Understanding Embryo Donation Contracts
Embryo donor contracts are legal, written agreements between the intended parents and the Embryo donor that state the rights and obligations of both parties throughout the arrangement. These contracts are separate from donor agency contracts and are customized to the preferences of both parties. They might include such specifications as future contact with resulting children, anonymity preferences, privacy considerations, use and disposition of donated embryos, or any number of other provisions based on the unique case.

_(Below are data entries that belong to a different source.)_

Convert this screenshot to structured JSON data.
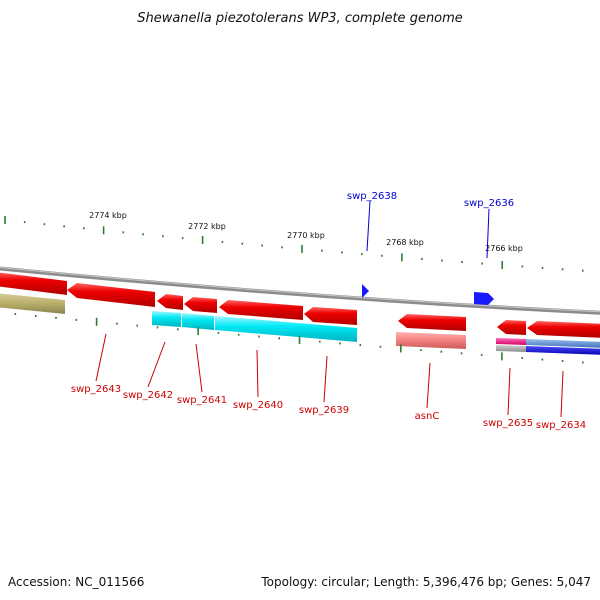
{
  "title": "Shewanella piezotolerans WP3, complete genome",
  "footer": {
    "accession": "Accession: NC_011566",
    "summary": "Topology: circular; Length: 5,396,476 bp; Genes: 5,047"
  },
  "colors": {
    "backbone": "#8c8c8c",
    "ticks": "#2e7d32",
    "cds": "#e8000e",
    "cds_dark": "#b40000",
    "gene_label_red": "#cc0000",
    "gene_label_blue": "#0000cc",
    "trna_blue": "#1a1aff",
    "cyan": "#00e5f2",
    "pink": "#f08080",
    "olive": "#b8ae6a",
    "magenta": "#ff1a90",
    "steel": "#5b8ed6",
    "navy": "#0000dd",
    "grey_feature": "#a8a8a8"
  },
  "kbp_labels": [
    "2774 kbp",
    "2772 kbp",
    "2770 kbp",
    "2768 kbp",
    "2766 kbp"
  ],
  "genes_top": [
    {
      "name": "swp_2638",
      "color": "#0000cc"
    },
    {
      "name": "swp_2636",
      "color": "#0000cc"
    }
  ],
  "genes_bottom": [
    {
      "name": "swp_2643",
      "color": "#cc0000"
    },
    {
      "name": "swp_2642",
      "color": "#cc0000"
    },
    {
      "name": "swp_2641",
      "color": "#cc0000"
    },
    {
      "name": "swp_2640",
      "color": "#cc0000"
    },
    {
      "name": "swp_2639",
      "color": "#cc0000"
    },
    {
      "name": "asnC",
      "color": "#cc0000"
    },
    {
      "name": "swp_2635",
      "color": "#cc0000"
    },
    {
      "name": "swp_2634",
      "color": "#cc0000"
    }
  ]
}
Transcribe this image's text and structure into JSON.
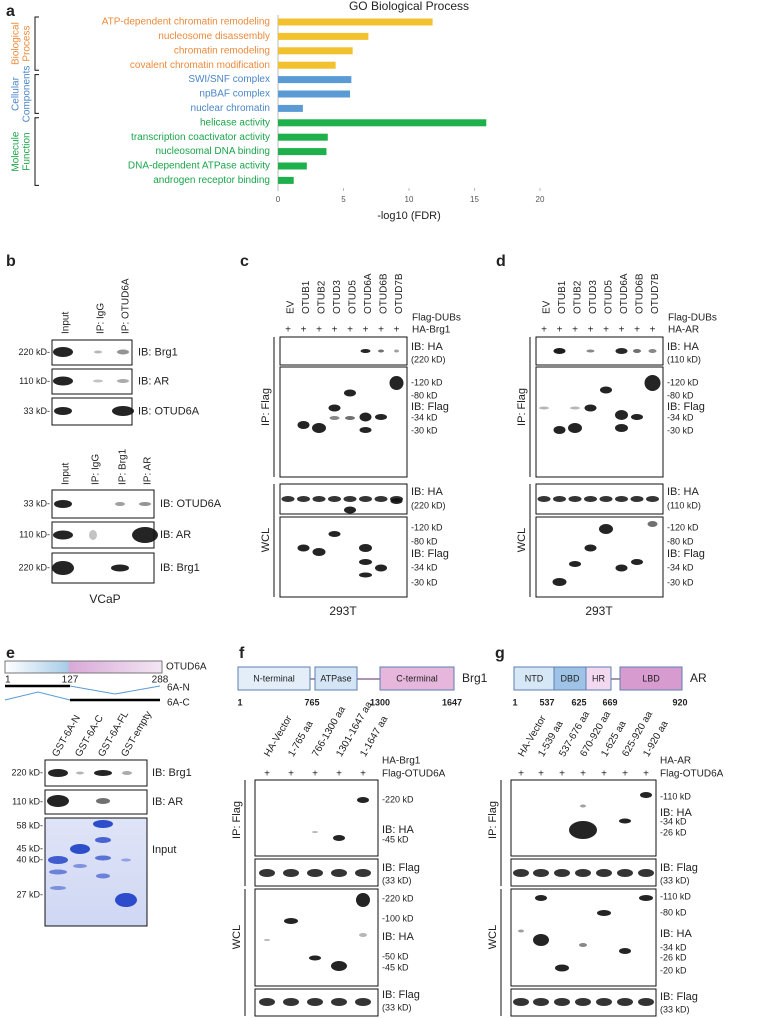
{
  "chart_data": {
    "type": "bar",
    "orientation": "horizontal",
    "title": "GO Biological Process",
    "xlabel": "-log10 (FDR)",
    "xlim": [
      0,
      20
    ],
    "xticks": [
      0,
      5,
      10,
      15,
      20
    ],
    "groups": [
      {
        "name": [
          "Biological",
          "Process"
        ],
        "color": "#f2c12e",
        "label_color": "#ed8a3c",
        "categories": [
          "ATP-dependent chromatin remodeling",
          "nucleosome disassembly",
          "chromatin remodeling",
          "covalent chromatin modification"
        ],
        "values": [
          11.8,
          6.9,
          5.7,
          4.4
        ]
      },
      {
        "name": [
          "Cellular",
          "Components"
        ],
        "color": "#5b9bd5",
        "label_color": "#4a86c8",
        "categories": [
          "SWI/SNF complex",
          "npBAF complex",
          "nuclear chromatin"
        ],
        "values": [
          5.6,
          5.5,
          1.9
        ]
      },
      {
        "name": [
          "Molecule",
          "Function"
        ],
        "color": "#1db04b",
        "label_color": "#1aa64a",
        "categories": [
          "helicase activity",
          "transcription coactivator activity",
          "nucleosomal DNA binding",
          "DNA-dependent ATPase activity",
          "androgen receptor binding"
        ],
        "values": [
          15.9,
          3.8,
          3.7,
          2.2,
          1.2
        ]
      }
    ]
  },
  "panels": {
    "a": {
      "letter": "a"
    },
    "b": {
      "letter": "b",
      "top": {
        "lanes": [
          "Input",
          "IP: IgG",
          "IP: OTUD6A"
        ],
        "rows": [
          [
            "220 kD-",
            "IB: Brg1"
          ],
          [
            "110 kD-",
            "IB: AR"
          ],
          [
            "33 kD-",
            "IB: OTUD6A"
          ]
        ]
      },
      "bottom": {
        "lanes": [
          "Input",
          "IP: IgG",
          "IP: Brg1",
          "IP: AR"
        ],
        "rows": [
          [
            "33 kD-",
            "IB: OTUD6A"
          ],
          [
            "110 kD-",
            "IB: AR"
          ],
          [
            "220 kD-",
            "IB: Brg1"
          ]
        ]
      },
      "cell_line": "VCaP"
    },
    "c": {
      "letter": "c",
      "lanes": [
        "EV",
        "OTUB1",
        "OTUB2",
        "OTUD3",
        "OTUD5",
        "OTUD6A",
        "OTUD6B",
        "OTUD7B"
      ],
      "plus": "+",
      "rows": [
        "Flag-DUBs",
        "HA-Brg1"
      ],
      "ip": "IP: Flag",
      "wcl": "WCL",
      "ip_labels": [
        "IB: HA",
        "(220 kD)",
        "-120 kD",
        "-80 kD",
        "IB: Flag",
        "-34 kD",
        "-30 kD"
      ],
      "wcl_labels": [
        "IB: HA",
        "(220 kD)",
        "-120 kD",
        "-80 kD",
        "IB: Flag",
        "-34 kD",
        "-30 kD"
      ],
      "cell_line": "293T"
    },
    "d": {
      "letter": "d",
      "lanes": [
        "EV",
        "OTUB1",
        "OTUB2",
        "OTUD3",
        "OTUD5",
        "OTUD6A",
        "OTUD6B",
        "OTUD7B"
      ],
      "plus": "+",
      "rows": [
        "Flag-DUBs",
        "HA-AR"
      ],
      "ip": "IP: Flag",
      "wcl": "WCL",
      "ip_labels": [
        "IB: HA",
        "(110 kD)",
        "-120 kD",
        "-80 kD",
        "IB: Flag",
        "-34 kD",
        "-30 kD"
      ],
      "wcl_labels": [
        "IB: HA",
        "(110 kD)",
        "-120 kD",
        "-80 kD",
        "IB: Flag",
        "-34 kD",
        "-30 kD"
      ],
      "cell_line": "293T"
    },
    "e": {
      "letter": "e",
      "protein": "OTUD6A",
      "positions": [
        1,
        127,
        288
      ],
      "constructs": [
        "6A-N",
        "6A-C"
      ],
      "lanes": [
        "GST-6A-N",
        "GST-6A-C",
        "GST-6A-FL",
        "GST-empty"
      ],
      "rows": [
        [
          "220 kD-",
          "IB: Brg1"
        ],
        [
          "110 kD-",
          "IB: AR"
        ]
      ],
      "markers": [
        "58 kD-",
        "45 kD-",
        "40 kD-",
        "27 kD-"
      ],
      "input": "Input"
    },
    "f": {
      "letter": "f",
      "domains": [
        "N-terminal",
        "ATPase",
        "C-terminal"
      ],
      "protein": "Brg1",
      "positions": [
        1,
        765,
        1300,
        1647
      ],
      "lanes": [
        "HA-Vector",
        "1-765 aa",
        "766-1300 aa",
        "1301-1647 aa",
        "1-1647 aa"
      ],
      "rows": [
        "HA-Brg1",
        "Flag-OTUD6A"
      ],
      "plus": "+",
      "ip": "IP: Flag",
      "wcl": "WCL",
      "ip_labels": [
        "-220 kD",
        "IB: HA",
        "-45 kD"
      ],
      "ip_flag": [
        "IB: Flag",
        "(33 kD)"
      ],
      "wcl_labels": [
        "-220 kD",
        "-100 kD",
        "IB: HA",
        "-50 kD",
        "-45 kD"
      ],
      "wcl_flag": [
        "IB: Flag",
        "(33 kD)"
      ]
    },
    "g": {
      "letter": "g",
      "domains": [
        "NTD",
        "DBD",
        "HR",
        "LBD"
      ],
      "protein": "AR",
      "positions": [
        1,
        537,
        625,
        669,
        920
      ],
      "lanes": [
        "HA-Vector",
        "1-539 aa",
        "537-676 aa",
        "670-920 aa",
        "1-625 aa",
        "625-920 aa",
        "1-920 aa"
      ],
      "rows": [
        "HA-AR",
        "Flag-OTUD6A"
      ],
      "plus": "+",
      "ip": "IP: Flag",
      "wcl": "WCL",
      "ip_labels": [
        "-110 kD",
        "IB: HA",
        "-34 kD",
        "-26 kD"
      ],
      "ip_flag": [
        "IB: Flag",
        "(33 kD)"
      ],
      "wcl_labels": [
        "-110 kD",
        "-80 kD",
        "IB: HA",
        "-34 kD",
        "-26 kD",
        "-20 kD"
      ],
      "wcl_flag": [
        "IB: Flag",
        "(33 kD)"
      ]
    }
  }
}
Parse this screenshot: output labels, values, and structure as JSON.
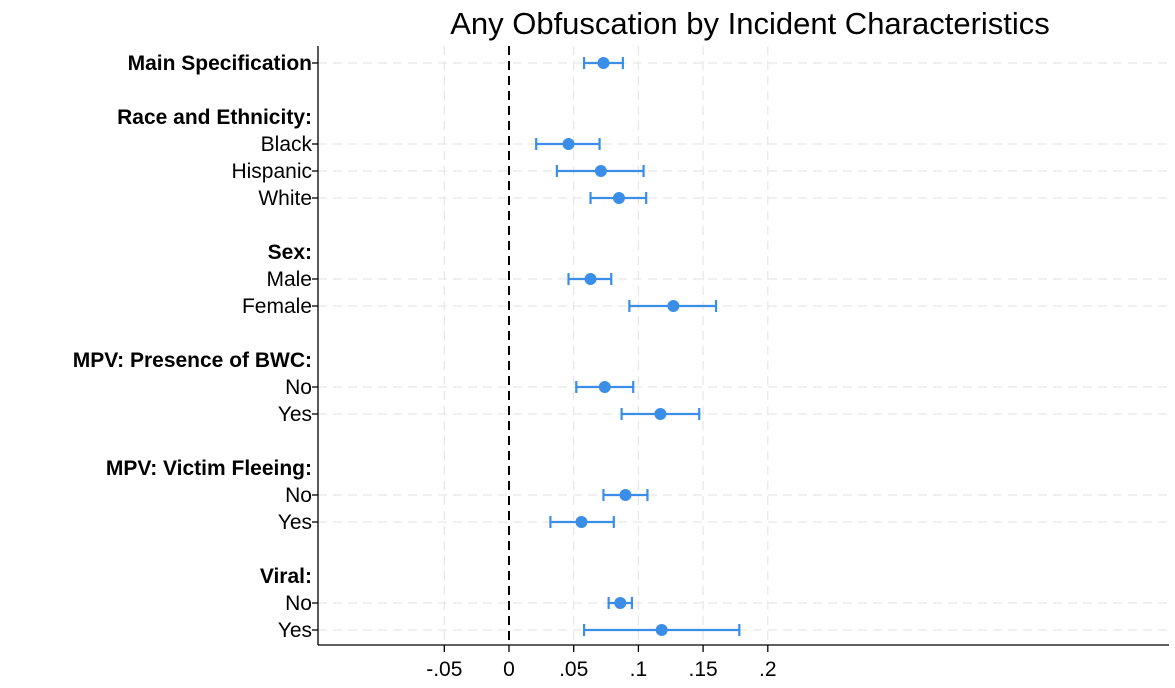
{
  "chart_data": {
    "type": "scatter",
    "subtype": "coefficient-plot-with-confidence-intervals",
    "title": "Any Obfuscation by Incident Characteristics",
    "xlabel": "",
    "ylabel": "",
    "xlim": [
      -0.05,
      0.2
    ],
    "x_ticks": [
      {
        "value": -0.05,
        "label": "-.05"
      },
      {
        "value": 0,
        "label": "0"
      },
      {
        "value": 0.05,
        "label": ".05"
      },
      {
        "value": 0.1,
        "label": ".1"
      },
      {
        "value": 0.15,
        "label": ".15"
      },
      {
        "value": 0.2,
        "label": ".2"
      }
    ],
    "reference_line": 0,
    "grid": true,
    "colors": {
      "marker": "#3b8ee8",
      "ci": "#3b8ee8"
    },
    "rows": [
      {
        "label": "Main Specification",
        "is_group": true,
        "estimate": 0.073,
        "ci_low": 0.058,
        "ci_high": 0.088
      },
      {
        "label": "Race and Ethnicity:",
        "is_group": true
      },
      {
        "label": "Black",
        "is_group": false,
        "estimate": 0.046,
        "ci_low": 0.021,
        "ci_high": 0.07
      },
      {
        "label": "Hispanic",
        "is_group": false,
        "estimate": 0.071,
        "ci_low": 0.037,
        "ci_high": 0.104
      },
      {
        "label": "White",
        "is_group": false,
        "estimate": 0.085,
        "ci_low": 0.063,
        "ci_high": 0.106
      },
      {
        "label": "Sex:",
        "is_group": true
      },
      {
        "label": "Male",
        "is_group": false,
        "estimate": 0.063,
        "ci_low": 0.046,
        "ci_high": 0.079
      },
      {
        "label": "Female",
        "is_group": false,
        "estimate": 0.127,
        "ci_low": 0.093,
        "ci_high": 0.16
      },
      {
        "label": "MPV: Presence of BWC:",
        "is_group": true
      },
      {
        "label": "No",
        "is_group": false,
        "estimate": 0.074,
        "ci_low": 0.052,
        "ci_high": 0.096
      },
      {
        "label": "Yes",
        "is_group": false,
        "estimate": 0.117,
        "ci_low": 0.087,
        "ci_high": 0.147
      },
      {
        "label": "MPV: Victim Fleeing:",
        "is_group": true
      },
      {
        "label": "No",
        "is_group": false,
        "estimate": 0.09,
        "ci_low": 0.073,
        "ci_high": 0.107
      },
      {
        "label": "Yes",
        "is_group": false,
        "estimate": 0.056,
        "ci_low": 0.032,
        "ci_high": 0.081
      },
      {
        "label": "Viral:",
        "is_group": true
      },
      {
        "label": "No",
        "is_group": false,
        "estimate": 0.086,
        "ci_low": 0.077,
        "ci_high": 0.095
      },
      {
        "label": "Yes",
        "is_group": false,
        "estimate": 0.118,
        "ci_low": 0.058,
        "ci_high": 0.178
      }
    ]
  }
}
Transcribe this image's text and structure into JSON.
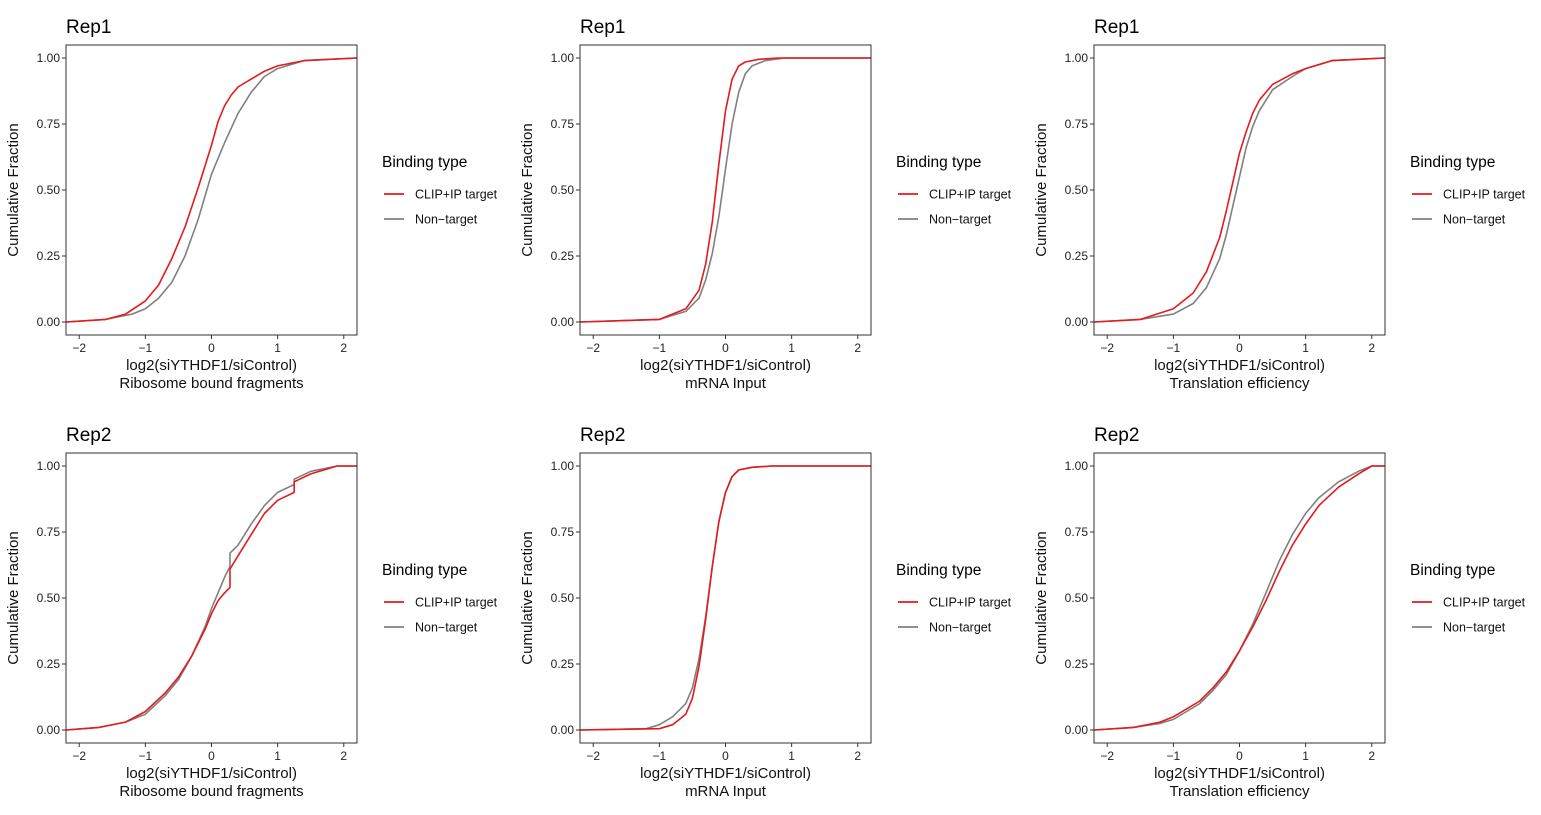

It is critical to have a contract in place that is compliant with local laws and that protects the rights of all parties. Choosing a seasoned fertility lawyer like the ones at Klein Fertility Law is an important part of this process, as we have the knowledge necessary to create effective contracts and a positive experience for our clients. We also believe that everyone deserves a family, so we will advocate for your rights in accordance with your state’s specific laws.
What should be included in the Embryo Donation Contract?
Embryo donor contracts should include the following specific elements:
- Establishment of the intent, rights, and obligations of both the intended parents and the Embryo donor(s)
- Specification of the intended parents’ legal control over the donated Embryo(s), including what to do or not do with any unused embryos that were donated to the intended parents
- Agreement on case-specific terms such as the number of embryos being donated, quality of the donated embryos, future contact with resulting children, and details about where the embryos are stored and how.
- Written resolutions for potential risks, liabilities, and conflicts
It is in your best interest to consult with an experienced fertility law firm like Klein Fertility Law when you are looking for a Embryo donation contract. Fertility law is a unique field that requires a breadth of knowledge and deep understanding that can only be gained through experience and relationship building. It is critical that your attorney knows how to properly draft this specific type of fertility contract.
Firms that are less familiar with Embryo donation will rely on general, templated language that can be vague and lead to issues later on in the process. Klein Fertility Law’s 30+ years of experience in building, updating, and refining Embryo donor contracts ensures that your agreement fully protects the rights of your family.
What is the difference between “open” and “closed” Embryo donation?
The term “open”, “semi-open” and “closed” Embryo donation have different meanings to different agencies, fertility clinics, and attorneys. Generally speaking, an open arrangement is one where the parties know each other’s full identity and anticipate some form of future contact with one another and possibly any resulting children. A closed arrangement is one where the parties expect total anonymity and no future contact. A Semi-open refers to a situation somewhere in the middle, usually where the parties have limited information about the other, and they may be open to future communication with the help of a third party - such as their agency or fertility clinic.
An experienced fertility attorney like Klein Fertility Law is important to help you understand the different options, and to make sure your Embryo donation contract is clearly written to establish clear guidelines for these arrangements.
Can I copy a sample Embryo donor contract or template?
Using a sample Embryo donor contract is not recommended and may jeopardize your ability to secure your parental rights, may expose you to unwanted liability, including criminal liability, and may leave you subject to unexpected risks. Sample contracts posted online should be used for reference only.
Consulting with a trained fertility lawyer is important because each Embryo donor situation is different. With Klein Fertility Law, you can be sure that we will draft a binding contract that caters to your unique circumstances, anticipates conflicts, provides clear resolutions, and protects you from unexpected legal problems after your baby is born.